As duas principais fontes de ômega-3 são o óleo orgânico de sementes de linhaça e de peixes de água fria (como bacalhau, sardinha, atum, truta e salmão). Esses peixes não deveriam ser fritos, por causa do efeito da alta temperatura e da resultante emissão de radicais livres. Diferentemente da galinha e do peru, os peixes de água fria deveriam ser comidos com a pele, já que é ali que há a maior concentração de gorduras desejáveis.

Muita gente se preocupa com o consumo freqüente de peixes, por causa da poluição química e de metais pesados no oceano. Os peixes predadores concentram estes poluentes em seu tecido gorduroso, mas os peixes oceânicos costumam ser menos atingidos que os peixes costeiros. É melhor evitar peixes vindos de águas próximas a áreas agrícolas, industriais ou de mineração, por causa do alto nível de ingestão de substâncias tóxicas. Peixes de criadouro são alimentados com ração industrial, e também devem ser evitados; não são saudáveis e têm níveis insignificantes de ácidos graxos ômega-3.

Quando processado de forma apropriada, o óleo de sementes de linhaça tem a maior concentração de ácidos graxos ômega-3, ou seja, 57%. Os ômega-3 também são encontrados em alguns outros óleos vegetais não-refinados, como os de soja e canola, mas em quantidade muito menor. O óleo de linhaça é muito sensível e deve ser processado em condições controladas (a frio, sem luz nem oxigênio), embalado com nitrogênio em garrafas escuras para evitar a oxidação e transportado e exposto sob refrigeração.

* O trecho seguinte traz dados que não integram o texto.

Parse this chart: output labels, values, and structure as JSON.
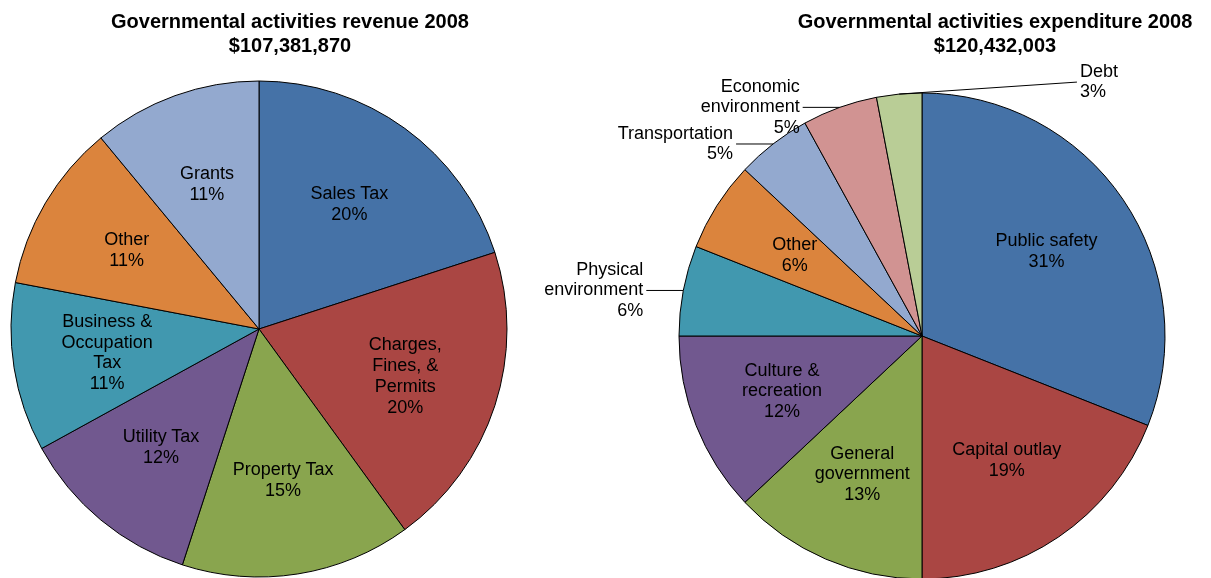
{
  "chart_data": [
    {
      "type": "pie",
      "title": "Governmental activities revenue 2008",
      "subtitle": "$107,381,870",
      "categories": [
        "Sales Tax",
        "Charges,\nFines, &\nPermits",
        "Property Tax",
        "Utility Tax",
        "Business &\nOccupation\nTax",
        "Other",
        "Grants"
      ],
      "values": [
        20,
        20,
        15,
        12,
        11,
        11,
        11
      ],
      "value_labels": [
        "20%",
        "20%",
        "15%",
        "12%",
        "11%",
        "11%",
        "11%"
      ],
      "colors": [
        "#4572a7",
        "#aa4643",
        "#89a54e",
        "#71588f",
        "#4198af",
        "#db843d",
        "#93a9cf"
      ]
    },
    {
      "type": "pie",
      "title": "Governmental activities expenditure 2008",
      "subtitle": "$120,432,003",
      "categories": [
        "Public safety",
        "Capital outlay",
        "General\ngovernment",
        "Culture &\nrecreation",
        "Physical\nenvironment",
        "Other",
        "Transportation",
        "Economic\nenvironment",
        "Debt"
      ],
      "values": [
        31,
        19,
        13,
        12,
        6,
        6,
        5,
        5,
        3
      ],
      "value_labels": [
        "31%",
        "19%",
        "13%",
        "12%",
        "6%",
        "6%",
        "5%",
        "5%",
        "3%"
      ],
      "colors": [
        "#4572a7",
        "#aa4643",
        "#89a54e",
        "#71588f",
        "#4198af",
        "#db843d",
        "#93a9cf",
        "#d19392",
        "#b9cd96"
      ]
    }
  ]
}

Embora todos os óleos não-refinados e insaturados devessem ser processados, embalados e distribuídos desta forma, a grande maioria deles não é. As companhias acima mencionadas usam estes métodos especiais, e é possível comprar seus óleos com alguma certeza de estar adquirindo um produto saudável. Temos usado os óleos das duas companhias nos últimos anos e estamos muito satisfeitos. Embora mais complicados e caros, algum dia esses métodos terão um papel muito importante na redução de várias doenças degenerativas, muito mais caras a longo prazo, especialmente em termos de sofrimento e perda de potencial humano.

Os alimentos mais saudáveis são cultivados organicamente e devem ser consumidos na forma mais próxima de seu estado natural. Nos Estados Unidos, é possível encontrar sementes e grãos de boa procedência nas cooperativas de alimentos naturais. O consumo de sementes e alimentos cultivados organicamente é recomendado para minimizar a ingestão de produtos químicos e otimizar o conteúdo nutritivo. Ao consumir alimentos integrais, absorvemos uma gama complexa de nutrientes que trabalham juntos de forma natural na intrincada química que mantém nosso corpo funcionando, mas muitos desses nutrientes naturais se perdem no processamento industrial.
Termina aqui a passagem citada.